Doch zugleich geht in Zeiten der
kulinarischen Globalisierung und der Lebensgewohnheiten, die auch in der Küche
wenig Raum für Althergebrachtes lassen, das praktische Wissen um die
Zubereitung vieler in der Familie überlieferter Spezialitäten nur allzu leicht
verloren. Fischbeuschelsuppe, Bohnensterz, gebackener Kalbskopf, Rahmherz,
Liwanzen oder Wiener Wäschermädeln - was die Großmutter noch täglich kochte, ist dem Enkelkind oftmals nur noch von der vagen Erinnerung an Glücksmomente
(oder auch Protestgeschrei) bei Tisch ein Begriff.
Die Rezepte dieses kulinarischen
Kanons und die für sie notwendigen Zubereitungsarten bewahren nicht nur ein
schmackhaftes Stück Alltagsgeschichte, sondern auch traditionelle, wenngleich
manchmal ein wenig obsolet erscheinende Kulturtechniken. Denn obwohl die Autoren
die Kunst des "Krendelns", also die Fähigkeit, "den Rillenrand der [Kärntner]

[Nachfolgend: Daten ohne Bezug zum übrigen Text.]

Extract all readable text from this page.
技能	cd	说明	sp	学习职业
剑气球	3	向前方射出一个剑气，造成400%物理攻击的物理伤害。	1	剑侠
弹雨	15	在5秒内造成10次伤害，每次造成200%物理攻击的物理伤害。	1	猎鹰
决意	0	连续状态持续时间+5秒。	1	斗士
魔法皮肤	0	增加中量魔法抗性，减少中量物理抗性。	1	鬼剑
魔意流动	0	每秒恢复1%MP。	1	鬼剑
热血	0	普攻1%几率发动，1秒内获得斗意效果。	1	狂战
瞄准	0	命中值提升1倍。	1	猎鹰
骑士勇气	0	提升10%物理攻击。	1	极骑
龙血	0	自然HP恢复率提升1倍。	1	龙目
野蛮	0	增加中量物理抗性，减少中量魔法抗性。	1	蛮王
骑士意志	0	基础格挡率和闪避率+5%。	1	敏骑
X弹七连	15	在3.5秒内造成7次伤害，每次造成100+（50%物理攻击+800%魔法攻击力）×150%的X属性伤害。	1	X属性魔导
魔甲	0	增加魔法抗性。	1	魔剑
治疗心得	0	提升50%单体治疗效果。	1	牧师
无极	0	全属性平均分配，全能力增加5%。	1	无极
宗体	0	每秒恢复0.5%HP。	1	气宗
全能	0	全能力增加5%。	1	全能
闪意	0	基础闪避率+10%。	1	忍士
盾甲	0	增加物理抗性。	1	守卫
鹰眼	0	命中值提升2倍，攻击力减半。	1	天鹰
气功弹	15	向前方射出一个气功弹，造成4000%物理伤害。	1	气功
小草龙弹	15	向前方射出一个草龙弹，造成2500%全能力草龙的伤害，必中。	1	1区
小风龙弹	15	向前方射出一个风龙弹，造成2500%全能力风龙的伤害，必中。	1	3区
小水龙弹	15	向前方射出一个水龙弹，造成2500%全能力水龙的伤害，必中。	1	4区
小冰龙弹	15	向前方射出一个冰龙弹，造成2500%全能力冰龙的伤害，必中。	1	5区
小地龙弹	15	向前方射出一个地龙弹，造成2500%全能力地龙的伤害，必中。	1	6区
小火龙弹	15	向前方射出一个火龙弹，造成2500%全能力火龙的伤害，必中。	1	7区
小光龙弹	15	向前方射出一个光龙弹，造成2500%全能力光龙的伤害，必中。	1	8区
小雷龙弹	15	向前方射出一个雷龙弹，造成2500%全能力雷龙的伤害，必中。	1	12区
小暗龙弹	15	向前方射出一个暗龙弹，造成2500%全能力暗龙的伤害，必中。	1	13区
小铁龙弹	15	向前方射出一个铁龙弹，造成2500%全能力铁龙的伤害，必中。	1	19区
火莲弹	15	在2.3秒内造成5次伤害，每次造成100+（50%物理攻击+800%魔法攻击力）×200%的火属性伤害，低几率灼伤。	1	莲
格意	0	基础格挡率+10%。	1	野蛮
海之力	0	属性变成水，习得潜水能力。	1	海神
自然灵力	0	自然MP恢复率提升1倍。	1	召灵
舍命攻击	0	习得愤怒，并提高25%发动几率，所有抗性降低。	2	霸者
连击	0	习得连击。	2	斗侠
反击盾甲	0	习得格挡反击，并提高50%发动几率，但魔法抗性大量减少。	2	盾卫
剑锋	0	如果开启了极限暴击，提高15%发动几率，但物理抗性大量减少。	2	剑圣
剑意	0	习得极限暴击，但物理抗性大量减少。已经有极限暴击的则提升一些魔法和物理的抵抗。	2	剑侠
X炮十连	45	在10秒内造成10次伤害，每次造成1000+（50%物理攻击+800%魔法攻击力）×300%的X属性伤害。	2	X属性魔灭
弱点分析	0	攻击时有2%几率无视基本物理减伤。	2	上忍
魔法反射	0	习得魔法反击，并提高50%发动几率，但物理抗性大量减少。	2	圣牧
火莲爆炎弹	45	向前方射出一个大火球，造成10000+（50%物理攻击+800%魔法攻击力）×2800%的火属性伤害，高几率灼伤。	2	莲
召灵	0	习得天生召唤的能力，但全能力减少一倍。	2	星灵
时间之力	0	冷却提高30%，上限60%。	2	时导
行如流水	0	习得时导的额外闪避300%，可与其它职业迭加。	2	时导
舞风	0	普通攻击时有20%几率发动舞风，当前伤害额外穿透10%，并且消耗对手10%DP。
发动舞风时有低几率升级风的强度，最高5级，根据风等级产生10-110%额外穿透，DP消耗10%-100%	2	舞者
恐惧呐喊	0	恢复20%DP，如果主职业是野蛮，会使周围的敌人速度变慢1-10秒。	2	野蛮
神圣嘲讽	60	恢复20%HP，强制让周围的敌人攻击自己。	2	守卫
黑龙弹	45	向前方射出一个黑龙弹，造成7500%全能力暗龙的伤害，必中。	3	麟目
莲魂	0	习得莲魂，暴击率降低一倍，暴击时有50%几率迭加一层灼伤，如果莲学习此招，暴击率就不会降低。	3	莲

Nudel mit flinken Fingern aus dem Handgelenk heraus ornamental zu formen",
immer noch zu einem essenziellen Bestandteil der Hausfrauenehre in Österreichs
südlichstem Bundesland zählen, mag der alte Spruch "A Kärntnerin, die wos
net krendeln konn, die kriagt kann Monn" in unseren Tagen glücklicherweise
wohl doch keine allgemeine Gültigkeit mehr haben.
(sb; 02/2004)
Ewald Plachutta, Christoph Wagner:
"Die 100 klassischen Gerichte Österreichs"
Deuticke, 2003. 208 Seiten mit zahlreichen Farbfotos.